Le coût évident est le deal perdu — l'acheteur qui voulait 50 unités et à qui vous ne pouvez en livrer que 47. Mais ce n'est pas le vrai dégât. Le vrai dégât, c'est la confiance.

Quand un acheteur reçoit une stock list qui s'avère inexacte, il apprend quelque chose : vos stock lists ne sont pas fiables. Pas par malveillance. Structurellement. La prochaine fois qu'il en reçoit une, il appelle pour vérifier. "Juste pour confirmer — vous les avez vraiment ?" Cet appel prend dix minutes. Multipliez par 40 acheteurs et vous venez d'ajouter un poste à temps plein à votre équipe commerciale : le service vérification des stock lists.

Ou pire : l'acheteur n'appelle plus. Il achète chez le concurrent dont les listings sont toujours à jour. Pas parce que ce concurrent a un meilleur stock. Parce qu'il a une meilleure information sur son stock. Et dans ce métier, l'information est le produit.

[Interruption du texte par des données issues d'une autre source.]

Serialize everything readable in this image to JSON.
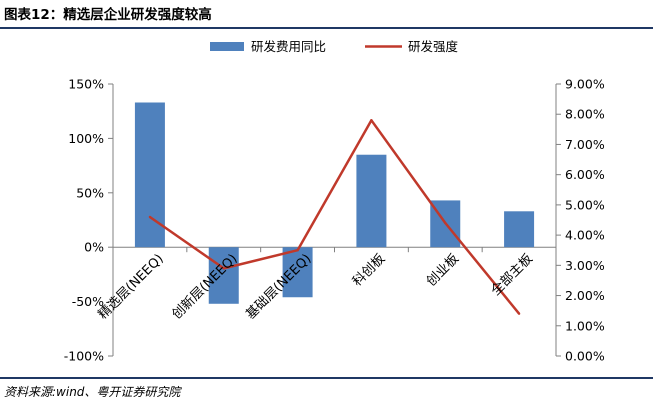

Le vrai problème, c'est le workflow

La stock list n'est pas la méchante de cette histoire. C'est le format — le workflow — qui en fait une capture ponctuelle au lieu d'une représentation vivante de la réalité.

Quand votre inventory, vos listings et vos canaux de vente lisent tous dans la même base de données, le problème de la stock list disparaît. Non pas parce que vous n'avez plus de stock list. Mais parce que la "stock list" n'est plus un export statique. C'est une vue live. Quand quelque chose se vend, cela disparaît. Quand quelque chose est regradé, cela se met à jour. Quand un appareil passe en quarantaine, il est signalé.

Personne ne l'envoie. Personne ne la transfère. Personne n'ouvre une pièce jointe vieille de trois jours pour décider sur la base de fantômes.

Votre stock list était exacte mardi. Nous sommes jeudi, et quelqu'un à Berlin s'apprête à faire une offre sur quelque chose qui n'existe plus. Pas parce que vous avez menti. Parce que vous avez photographié une cible en mouvement et appelé cela "à jour".

Il existe une meilleure façon. Sans CSV. Et sans Dave qui vérifie chaque ligne en marchant jusqu'àu rack pour confirmer physiquement que l'appareil est encore là. Même si Dave aurait bien besoin de bouger.